From 1976 to 1978 he was a research assistant at the Bundeswehr Institute of Social Sciences (Sozialwissenschaftliches Institut der Bundeswehr, SOWI) in Munich. He then held the chair in German literature at the University of Frankfurt until 1984 and from 1985 to 1990 was literary editor for television at Hessischer Rundfunk. During this time he also held visiting professorships at several American universities (Los Angeles, San Diego, and St. Louis). Since 2003 he has regularly taught as a courtesy professor at the University of Florida in Gainesville.
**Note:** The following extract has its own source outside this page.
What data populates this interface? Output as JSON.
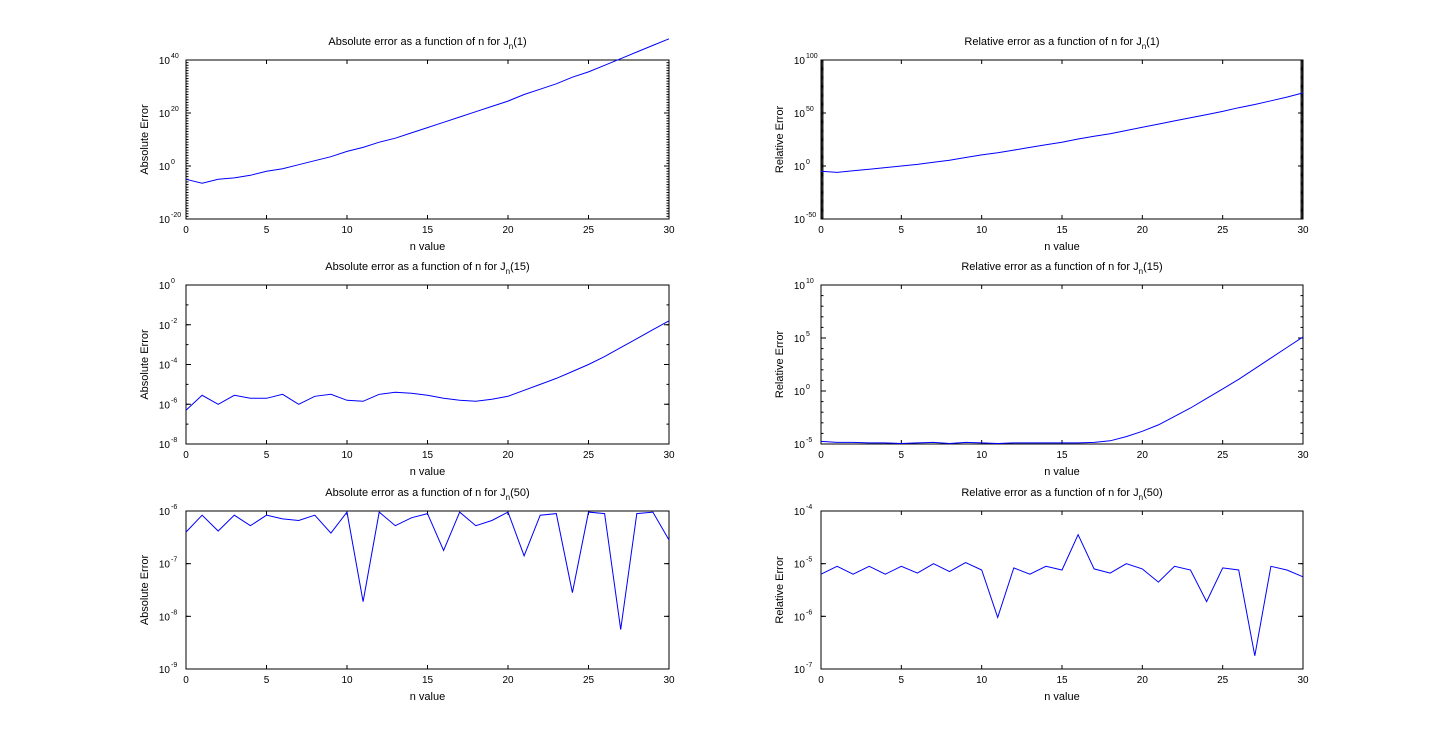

In 1990 he moved from Hessischer Rundfunk to Südwestfunk, which later became Südwestrundfunk, where he initially headed the editorial board of SWR Bestenliste, its monthly coverage of the best new books, and later the series Literatur im Foyer (now lesenswert) in Mainz, which also airs on 3sat. Until 1998, he co-edited the Rowohlt Verlag literary magazine.

Lüdke has been a juror for several literary awards, including the Leipzig Book Fair Prize and, in 2009, the German Book Prize. He also makes regular appearances on the radio program Streitfall, discussing new non-fiction books with Peter Kemper, an editor at the hr2 culture channel of Hessischer Rundfunk, Franziska Augstein, and Micha Brumlik in the Frankfurt Literaturhaus. He writes mainly for Die Zeit, Der Spiegel, and Frankfurter Rundschau and for Literaturen and Focus magazines. He has been a member of the PEN Center Germany since 1994.

Martin Lüdke lives in Frankfurt am Main. He is married, and is an "avid jogger".